Ve biletinizi satın almadan önce mutlaka internet tarayıcınızdaki (Internet Explorer, Chrome, Safari, Firefox ya da hangisini kullanıyorsanız) cookie yani çerezleri temizleyin. Çünkü birçok havayolunun web sitesi, kullanıcıların daha önce siteye girip girmediğini, geldiyse hangi uçuşlara baktığını, hangi destinasyonlarla ilgilendiğini, ilgilendiği tarihteki potansiyel bilet fiyatlarını kaydediyor. Bu basit uygulama sayesinde ikinci kez siteye girip bilete baktığınızda size fiyatın yükselmiş olduğunu gösteriyor. Bu şekilde bilet fiyatlarının artmış olduğunu düşündürerek sizi paniğe sürüklüyor. Ve bu bilgi siz tarayıcınızı temizleyene kadar size sunulan reklamları dahi etkiliyor. Yani siz THY’nin sitesinden Paris’e bilet baktıktan sonra Facebook’ta ya da haber okuduğunuz bir sitenin banner reklamlarında Paris otellerini görüyor olmanız ilahi bir işaret falan değil.

Paris yazısı için tıklayınız!

IMG_20150712_234051

2- Çok Erken ya da Çok Geç Rezervasyon Yapmayın!

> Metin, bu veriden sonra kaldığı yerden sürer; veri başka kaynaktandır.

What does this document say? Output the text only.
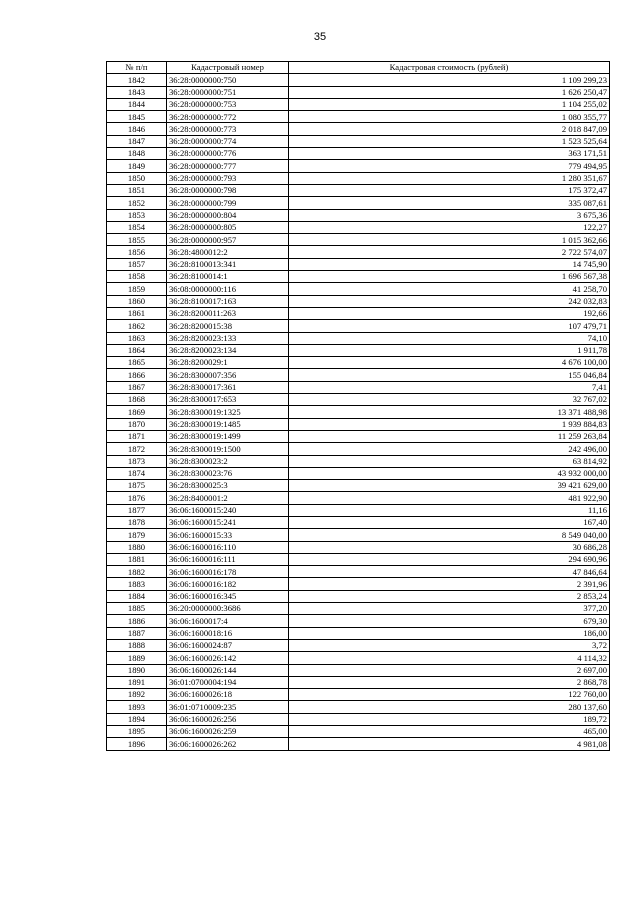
35
№ п/п	Кадастровый номер	Кадастровая стоимость (рублей)
1842	36:28:0000000:750	1 109 299,23
1843	36:28:0000000:751	1 626 250,47
1844	36:28:0000000:753	1 104 255,02
1845	36:28:0000000:772	1 080 355,77
1846	36:28:0000000:773	2 018 847,09
1847	36:28:0000000:774	1 523 525,64
1848	36:28:0000000:776	363 171,51
1849	36:28:0000000:777	779 494,95
1850	36:28:0000000:793	1 280 351,67
1851	36:28:0000000:798	175 372,47
1852	36:28:0000000:799	335 087,61
1853	36:28:0000000:804	3 675,36
1854	36:28:0000000:805	122,27
1855	36:28:0000000:957	1 015 362,66
1856	36:28:4800012:2	2 722 574,07
1857	36:28:8100013:341	14 745,90
1858	36:28:8100014:1	1 696 567,38
1859	36:08:0000000:116	41 258,70
1860	36:28:8100017:163	242 032,83
1861	36:28:8200011:263	192,66
1862	36:28:8200015:38	107 479,71
1863	36:28:8200023:133	74,10
1864	36:28:8200023:134	1 911,78
1865	36:28:8200029:1	4 676 100,00
1866	36:28:8300007:356	155 046,84
1867	36:28:8300017:361	7,41
1868	36:28:8300017:653	32 767,02
1869	36:28:8300019:1325	13 371 488,98
1870	36:28:8300019:1485	1 939 884,83
1871	36:28:8300019:1499	11 259 263,84
1872	36:28:8300019:1500	242 496,00
1873	36:28:8300023:2	63 814,92
1874	36:28:8300023:76	43 932 000,00
1875	36:28:8300025:3	39 421 629,00
1876	36:28:8400001:2	481 922,90
1877	36:06:1600015:240	11,16
1878	36:06:1600015:241	167,40
1879	36:06:1600015:33	8 549 040,00
1880	36:06:1600016:110	30 686,28
1881	36:06:1600016:111	294 690,96
1882	36:06:1600016:178	47 846,64
1883	36:06:1600016:182	2 391,96
1884	36:06:1600016:345	2 853,24
1885	36:20:0000000:3686	377,20
1886	36:06:1600017:4	679,30
1887	36:06:1600018:16	186,00
1888	36:06:1600024:87	3,72
1889	36:06:1600026:142	4 114,32
1890	36:06:1600026:144	2 697,00
1891	36:01:0700004:194	2 868,78
1892	36:06:1600026:18	122 760,00
1893	36:01:0710009:235	280 137,60
1894	36:06:1600026:256	189,72
1895	36:06:1600026:259	465,00
1896	36:06:1600026:262	4 981,08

Uçak biletini satın aldım, otelimi de rezerve ettim; ay resmen gidiyorum! Bu ruh hali, heyecan insana neler yaptırmaz ki… Ama her ne kadar her şeyi erkenden organize etmiş olma fikri çok avantajlı gibi görünse de, erken kalkan her zaman yol alamaz. Yani kabul yol alır da o yol her zaman ucuza gelmez  🙂

Havayolu firmalarının gruplardan kalan boşlukları doldurmak için yaptığı son dakika yaptığı indirimler son derece uygun ve şaşırtıcı olabilme ihtimalini aklınızdan çıkarmayın. Skyscanner’a göre en uygun fiyatlı uçak biletini bulmak için, tüm destinasyonlar göz önünde bulundurulduğunda, seyahatin ortalama 27 hafta öncesinden uçak bileti aramaya başlamak gerekiyor. Özellikle yurt dışı uçak bileti için, yolcular, en düşük fiyatı bulabilmek için 12 gün boyunca takip ediyor. Bu 12 gün süresinde bile fiyatlar ortalama %5 değişebiliyor. Yurtiçi seyahatlerde ise biletinizi 49 gün, yani yaklaşık olarak 6-7 hafta öncesinden almanın ideal zamanlama olduğu söyleniyor.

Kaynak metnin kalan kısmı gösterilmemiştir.